The dynamics of human hunting through new inventions often begin by dehumanizing their marks. The drone operators usually called their killings as ‘bug splats’ because that was what they resemble on their screens. In a practice widely used in the past, the enemy is treated as non-human. Each of the "eliminated" has a profile with their data, which first places them on a kill list and then leads to their death. It seems as if they are collecting insects. When people enter certain contested areas, they can easily become targets for states equipped with advanced surveillance tools.
A reality that doesn't get much attention in the news is the so-called trade routes. Historically, these have been linked to armed conflicts: wars, skirmishes, punitive actions, terrorism, etc. This is clearly evident in the case of the Zangezur corridor. In regions like this, coveted by several neighboring powers, small countries tend to appear and disappear; enclaves with strange names that almost no one remembers once they cease to exist (Republic of Mountainous Armenia). We could say that, like a mark on the skin warning of a disease, shifting borders and states controlled by large empires are symptoms of significant commercial interests at play in that part of the world.
Therefore, it is crucial to identify as soon as possible these zones that will become operational fields of technical brutality. Another sign is when, after sudden military incursions, or a full-blown war, there is silence surrounding them. In South Caucasus, many examples of violence have already occurred that barely merited space in the massive flow of information. Even certain instances of ethnic cleansing and destruction of cultural heritage, which in other cases have raised alarms when recorded elsewhere.
For this reason, it is crucial to identify as early as possible those zones that will become operational fields of technical brutality. Another signal is when, following sudden military incursions or large-scale war, silence is maintained around them. In the South Caucasus, many violent episodes have already occurred and scarcely merited space in the massive flow of information. Even certain cases of ethnic cleansing and destruction of cultural heritage, which in other contexts would have set off alarms, passed almost unnoticed.

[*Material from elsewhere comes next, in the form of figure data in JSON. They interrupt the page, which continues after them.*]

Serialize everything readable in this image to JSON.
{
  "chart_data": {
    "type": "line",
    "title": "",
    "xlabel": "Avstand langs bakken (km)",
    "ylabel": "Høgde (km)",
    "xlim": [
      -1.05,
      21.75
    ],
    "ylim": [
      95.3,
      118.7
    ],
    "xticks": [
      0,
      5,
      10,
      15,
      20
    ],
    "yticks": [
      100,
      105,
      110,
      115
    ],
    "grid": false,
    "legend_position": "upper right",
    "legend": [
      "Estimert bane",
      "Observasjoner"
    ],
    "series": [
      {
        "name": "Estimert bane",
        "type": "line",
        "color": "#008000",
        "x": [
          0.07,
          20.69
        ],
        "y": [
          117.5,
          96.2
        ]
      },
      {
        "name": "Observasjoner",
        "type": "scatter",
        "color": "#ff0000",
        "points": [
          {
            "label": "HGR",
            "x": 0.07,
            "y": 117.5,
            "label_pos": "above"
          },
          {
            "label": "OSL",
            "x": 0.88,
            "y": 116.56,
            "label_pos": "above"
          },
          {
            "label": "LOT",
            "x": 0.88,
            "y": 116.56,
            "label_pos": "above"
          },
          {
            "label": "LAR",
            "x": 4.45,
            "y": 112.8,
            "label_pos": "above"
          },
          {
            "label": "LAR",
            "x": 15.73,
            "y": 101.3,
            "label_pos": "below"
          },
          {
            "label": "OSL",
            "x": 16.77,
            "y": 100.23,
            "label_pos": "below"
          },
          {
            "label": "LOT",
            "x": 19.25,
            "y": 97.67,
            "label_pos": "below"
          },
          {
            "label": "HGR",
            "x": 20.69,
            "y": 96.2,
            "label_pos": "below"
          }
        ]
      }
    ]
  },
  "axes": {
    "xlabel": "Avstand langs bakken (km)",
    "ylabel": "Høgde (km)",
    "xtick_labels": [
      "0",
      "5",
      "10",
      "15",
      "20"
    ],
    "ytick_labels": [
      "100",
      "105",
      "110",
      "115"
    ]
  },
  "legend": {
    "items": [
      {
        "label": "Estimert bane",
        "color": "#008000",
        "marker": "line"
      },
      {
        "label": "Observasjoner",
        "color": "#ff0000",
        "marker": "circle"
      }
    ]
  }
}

Another clear signal of capitalist greed has been revealed with the agreement between Armenia and Azerbaijan to create a corridor called Trump Route for International Peace and Prosperity. Once again, an enclave with a strange name is symptomatic of imperialism, this time from the USA. Since mid-2025 we have been gathering information about the disputed Zangezur corridor. Day after day, headline after headline, the pressures from major powers aimed at controlling a great commercial route connecting east to west became evident. Finally, everything culminated in the war pitting Israel and the United States against Iran, two sides vying for control of the South Caucasus.
Faced with, for example, a genocide fueled by major US technology corporations, or massive bombings marked by the abuse of Artificial "Intelligence", proposals such as Basal Art seem to hold no power whatsoever over the destiny of humanity. Yet the obligation of artists consists in seeking new forms of creation that rebel and that reveal the imperatives of each epoch. Connecting people with all their senses becomes almost mandatory in order to pull them from a state of prostration, anxiety, and hopelessness.